Everywhere I turn the past few days there are signs of Spring flowering trees and folks out
doing yard work. But in the world of dogs we seem to be in a time of Spring like renewal as well.
Besides an abundance of litters hitting the ground, we seem to be taking a fresh look at our sports and our roles as preservers of our breed.

First up is our new DPCA BOD. With Ann Wulbrecht at the helm, it has been my experience that the BOD has been quite responsive to pertinent subjects brought to their attention. One such subject was that which was brought by the Public Education Committee on establishing a grant for fourth year veterinary students or established veterinarians wishing to learn the art of ear cropping, and connecting them with a licensed veterinarian to teach them. And just days following a prompt from me on a subject relevant to the protection of our breed’s history, the BOD created a task force to pursue the matter. So, I give an enthusiastic “Kudos” to Ann, her fellow Officers and Directors for their dedicated efforts to tackle issues promptly as well as for greater communication with the membership as to the thought processes behind their actions.

One sure sign of Spring is the AKC’s publication of the upcoming year’s point schedule for each division.
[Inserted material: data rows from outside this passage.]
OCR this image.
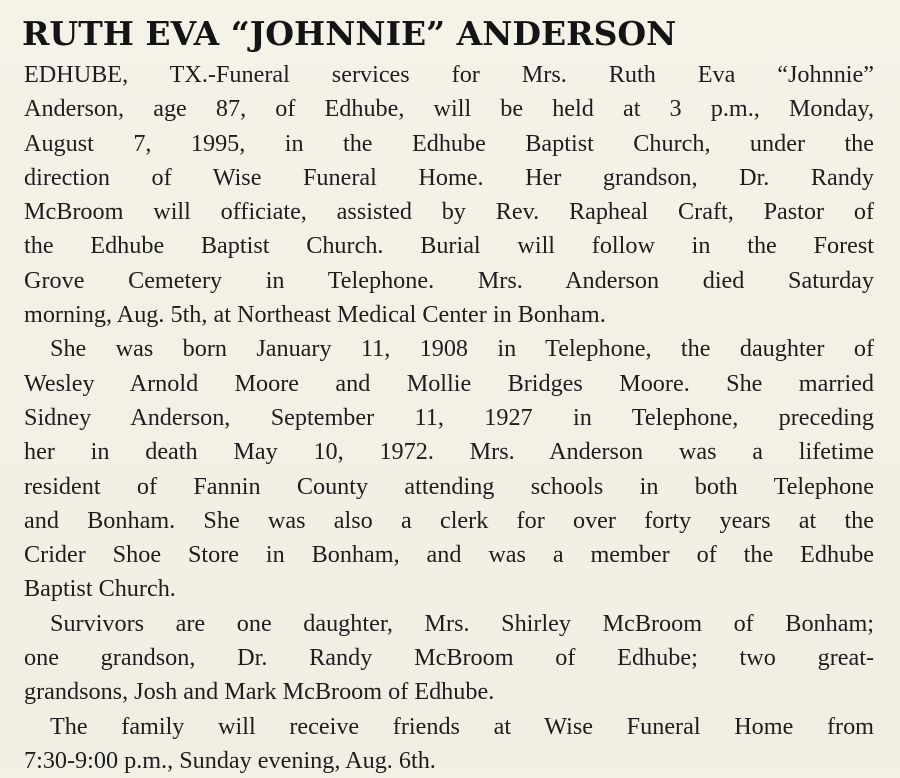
RUTH EVA “JOHNNIE” ANDERSON
EDHUBE, TX.-Funeral services for Mrs. Ruth Eva “Johnnie”
Anderson, age 87, of Edhube, will be held at 3 p.m., Monday,
August 7, 1995, in the Edhube Baptist Church, under the
direction of Wise Funeral Home. Her grandson, Dr. Randy
McBroom will officiate, assisted by Rev. Rapheal Craft, Pastor of
the Edhube Baptist Church. Burial will follow in the Forest
Grove Cemetery in Telephone. Mrs. Anderson died Saturday
morning, Aug. 5th, at Northeast Medical Center in Bonham.
She was born January 11, 1908 in Telephone, the daughter of
Wesley Arnold Moore and Mollie Bridges Moore. She married
Sidney Anderson, September 11, 1927 in Telephone, preceding
her in death May 10, 1972. Mrs. Anderson was a lifetime
resident of Fannin County attending schools in both Telephone
and Bonham. She was also a clerk for over forty years at the
Crider Shoe Store in Bonham, and was a member of the Edhube
Baptist Church.
Survivors are one daughter, Mrs. Shirley McBroom of Bonham;
one grandson, Dr. Randy McBroom of Edhube; two great-
grandsons, Josh and Mark McBroom of Edhube.
The family will receive friends at Wise Funeral Home from
7:30-9:00 p.m., Sunday evening, Aug. 6th.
This year the schedule begins on May 11th and can found in this issue. Snap a pic of it and save it in your phone so it will always be handy!

On the heels of the #MeToo movement, another sign of new things to come is a push to take a pro-active stance against abuse and misconduct towards youth in the conformation realm. Greatly driven by Carissa Shimpeno reaching out to Field Rep, Mary Dukes, the AKC Registered Handler Program department has mandated that all RHP handlers must complete the U.S. Center for SafeSport course as this year’s continuing education. Authorized under the Protecting Young Victims from Sexual Abuse and Safe Sport Authorization Act of 2017 (which became Public Law No: 115-126 on February 14, 2018) the U.S. Center for SafeSport develops “resources and policies to safeguard athletes from bullying, harassment, hazing, physical abuse, emotional abuse, sexual abuse, and sexual misconduct.”
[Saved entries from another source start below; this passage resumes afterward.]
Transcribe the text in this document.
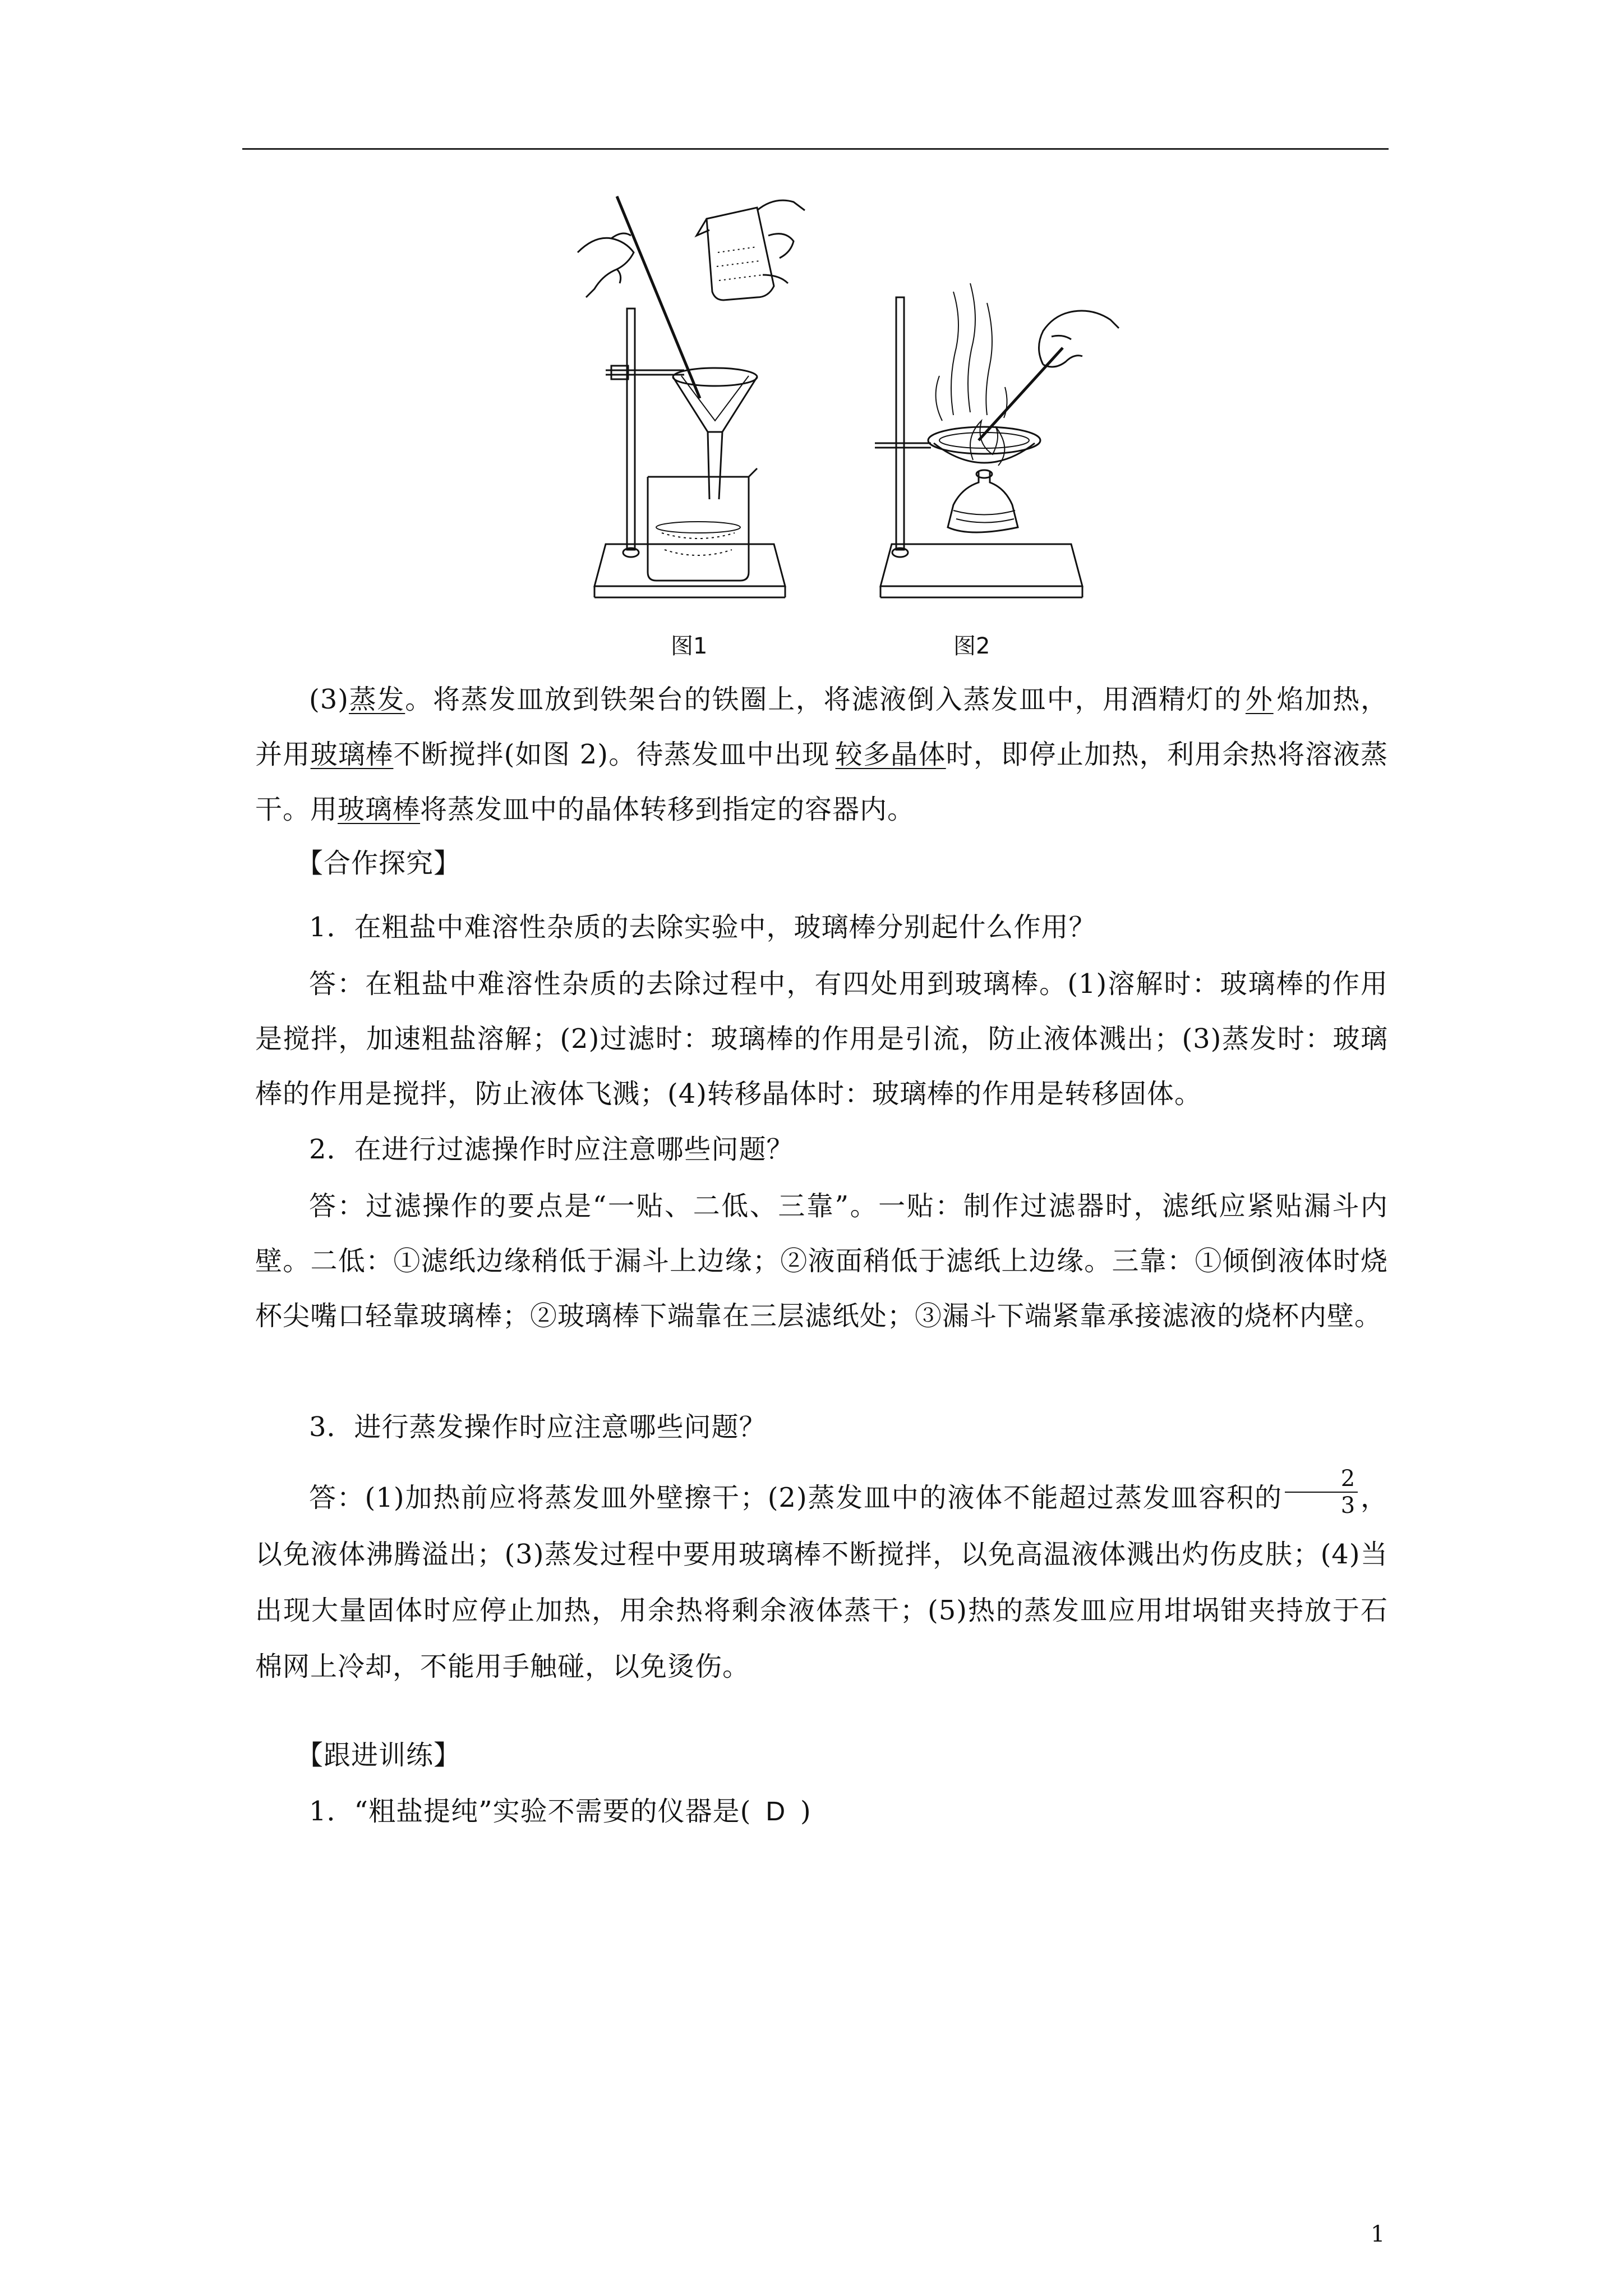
图1	图2
(3)蒸发。将蒸发皿放到铁架台的铁圈上，将滤液倒入蒸发皿中，用酒精灯的 外 焰加热，并用玻璃棒不断搅拌(如图 2)。待蒸发皿中出现 较多晶体时，即停止加热，利用余热将溶液蒸干。用玻璃棒将蒸发皿中的晶体转移到指定的容器内。
【合作探究】
1．在粗盐中难溶性杂质的去除实验中，玻璃棒分别起什么作用？
答：在粗盐中难溶性杂质的去除过程中，有四处用到玻璃棒。(1)溶解时：玻璃棒的作用是搅拌，加速粗盐溶解；(2)过滤时：玻璃棒的作用是引流，防止液体溅出；(3)蒸发时：玻璃棒的作用是搅拌，防止液体飞溅；(4)转移晶体时：玻璃棒的作用是转移固体。
2．在进行过滤操作时应注意哪些问题？
答：过滤操作的要点是“一贴、二低、三靠”。一贴：制作过滤器时，滤纸应紧贴漏斗内壁。二低：①滤纸边缘稍低于漏斗上边缘；②液面稍低于滤纸上边缘。三靠：①倾倒液体时烧杯尖嘴口轻靠玻璃棒；②玻璃棒下端靠在三层滤纸处；③漏斗下端紧靠承接滤液的烧杯内壁。
3．进行蒸发操作时应注意哪些问题？
答：(1)加热前应将蒸发皿外壁擦干；(2)蒸发皿中的液体不能超过蒸发皿容积的 $\frac{2}{3}$ ，以免液体沸腾溢出；(3)蒸发过程中要用玻璃棒不断搅拌，以免高温液体溅出灼伤皮肤；(4)当出现大量固体时应停止加热，用余热将剩余液体蒸干；(5)热的蒸发皿应用坩埚钳夹持放于石棉网上冷却，不能用手触碰，以免烫伤。
【跟进训练】
1．“粗盐提纯”实验不需要的仪器是( D )
1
On March 17th, Michael Hill moderated a moving discussion about such abuses within our sport with Mary Dukes, Carissa and fellow AKC RHP, Stacy Threlfall. The 51-minute video production of Canine Chronicle TV is free for viewing at www. I encourage EVERYONE to watch this video. It is an emotional wake-up call that all of us should be trained to recognize the warning signs so that we can intervene, or better yet as Carissa says, “to educate ourselves as a whole so the villain simply has no home here.”
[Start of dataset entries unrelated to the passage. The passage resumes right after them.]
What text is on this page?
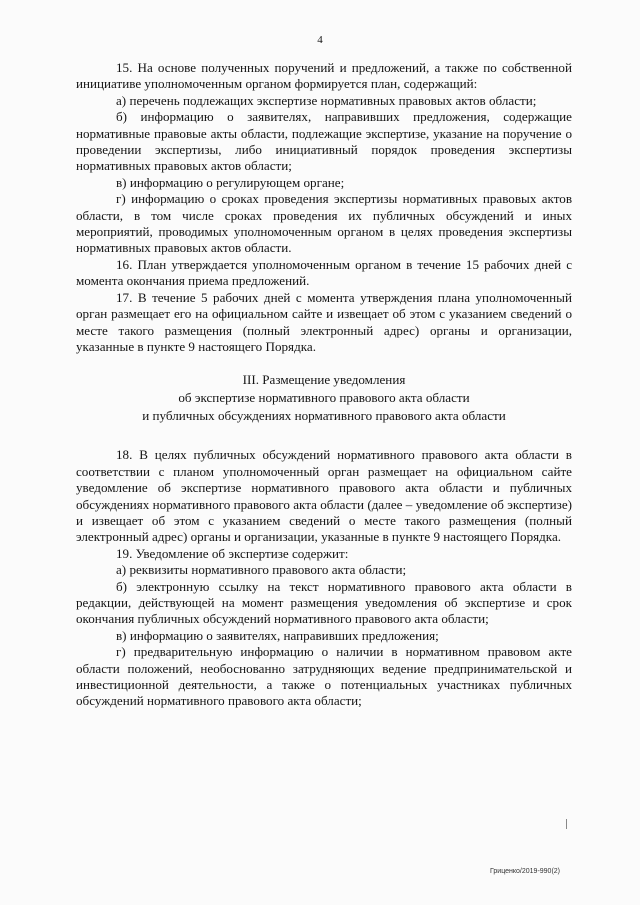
4

15. На основе полученных поручений и предложений, а также по собственной инициативе уполномоченным органом формируется план, содержащий:

а) перечень подлежащих экспертизе нормативных правовых актов области;

б) информацию о заявителях, направивших предложения, содержащие нормативные правовые акты области, подлежащие экспертизе, указание на поручение о проведении экспертизы, либо инициативный порядок проведения экспертизы нормативных правовых актов области;

в) информацию о регулирующем органе;

г) информацию о сроках проведения экспертизы нормативных правовых актов области, в том числе сроках проведения их публичных обсуждений и иных мероприятий, проводимых уполномоченным органом в целях проведения экспертизы нормативных правовых актов области.

16. План утверждается уполномоченным органом в течение 15 рабочих дней с момента окончания приема предложений.

17. В течение 5 рабочих дней с момента утверждения плана уполномоченный орган размещает его на официальном сайте и извещает об этом с указанием сведений о месте такого размещения (полный электронный адрес) органы и организации, указанные в пункте 9 настоящего Порядка.

III. Размещение уведомления
об экспертизе нормативного правового акта области
и публичных обсуждениях нормативного правового акта области

18. В целях публичных обсуждений нормативного правового акта области в соответствии с планом уполномоченный орган размещает на официальном сайте уведомление об экспертизе нормативного правового акта области и публичных обсуждениях нормативного правового акта области (далее – уведомление об экспертизе) и извещает об этом с указанием сведений о месте такого размещения (полный электронный адрес) органы и организации, указанные в пункте 9 настоящего Порядка.

19. Уведомление об экспертизе содержит:

а) реквизиты нормативного правового акта области;

б) электронную ссылку на текст нормативного правового акта области в редакции, действующей на момент размещения уведомления об экспертизе и срок окончания публичных обсуждений нормативного правового акта области;

в) информацию о заявителях, направивших предложения;

г) предварительную информацию о наличии в нормативном правовом акте области положений, необоснованно затрудняющих ведение предпринимательской и инвестиционной деятельности, а также о потенциальных участниках публичных обсуждений нормативного правового акта области;

Гриценко/2019-990(2)
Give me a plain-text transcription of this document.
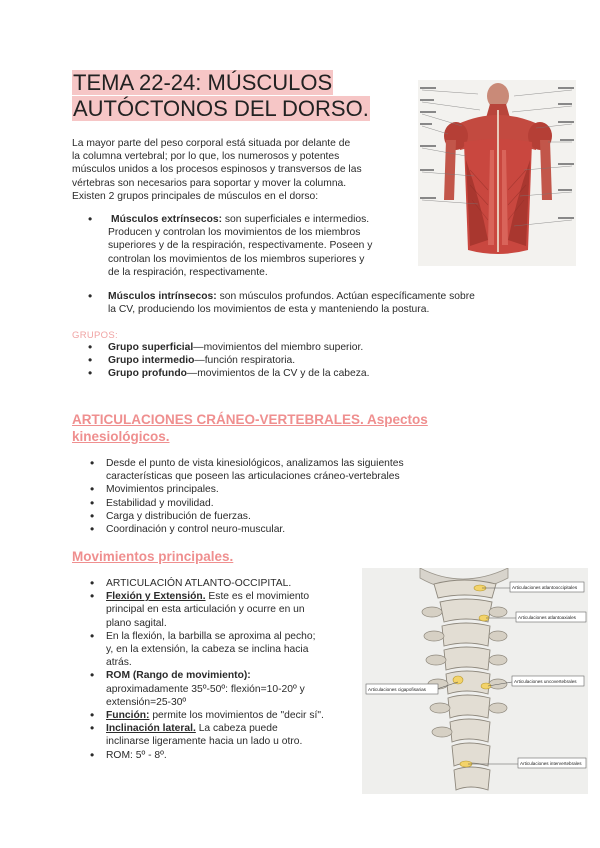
TEMA 22-24: MÚSCULOS
AUTÓCTONOS DEL DORSO.
La mayor parte del peso corporal está situada por delante de
la columna vertebral; por lo que, los numerosos y potentes
músculos unidos a los procesos espinosos y transversos de las
vértebras son necesarios para soportar y mover la columna.
Existen 2 grupos principales de músculos en el dorso:
• Músculos extrínsecos: son superficiales e intermedios.
Producen y controlan los movimientos de los miembros
superiores y de la respiración, respectivamente. Poseen y
controlan los movimientos de los miembros superiores y
de la respiración, respectivamente.
• Músculos intrínsecos: son músculos profundos. Actúan específicamente sobre
la CV, produciendo los movimientos de esta y manteniendo la postura.

GRUPOS:

• Grupo superficial—movimientos del miembro superior.
• Grupo intermedio—función respiratoria.
• Grupo profundo—movimientos de la CV y de la cabeza.
ARTICULACIONES CRÁNEO-VERTEBRALES. Aspectos
kinesiológicos.
• Desde el punto de vista kinesiológicos, analizamos las siguientes
características que poseen las articulaciones cráneo-vertebrales
• Movimientos principales.
• Estabilidad y movilidad.
• Carga y distribución de fuerzas.
• Coordinación y control neuro-muscular.
Movimientos principales.
• ARTICULACIÓN ATLANTO-OCCIPITAL.
• Flexión y Extensión. Este es el movimiento
principal en esta articulación y ocurre en un
plano sagital.
• En la flexión, la barbilla se aproxima al pecho;
y, en la extensión, la cabeza se inclina hacia
atrás.
• ROM (Rango de movimiento):
aproximadamente 35º-50º: flexión=10-20º y
extensión=25-30º
• Función: permite los movimientos de "decir sí".
• Inclinación lateral. La cabeza puede
inclinarse ligeramente hacia un lado u otro.
• ROM: 5º - 8º.
Articulaciones atlantooccipitales
Articulaciones atlantoaxiales
Articulaciones uncovertebrales
Articulaciones cigapofisarias
Articulaciones intervertebrales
Anyone can take the 90-minute primary SafeSport course for only $20. There are tailored courses for adults (parents, coaches, volunteers, mandatory reporters, administrators, officials, training support teams, athletes, or staff) as well as free ones for youth (ages pre-K through high school). To learn more about SafeSport and take their course, go to

By the signs of Spring, 2021 is going to be a year to remember, in a very good way.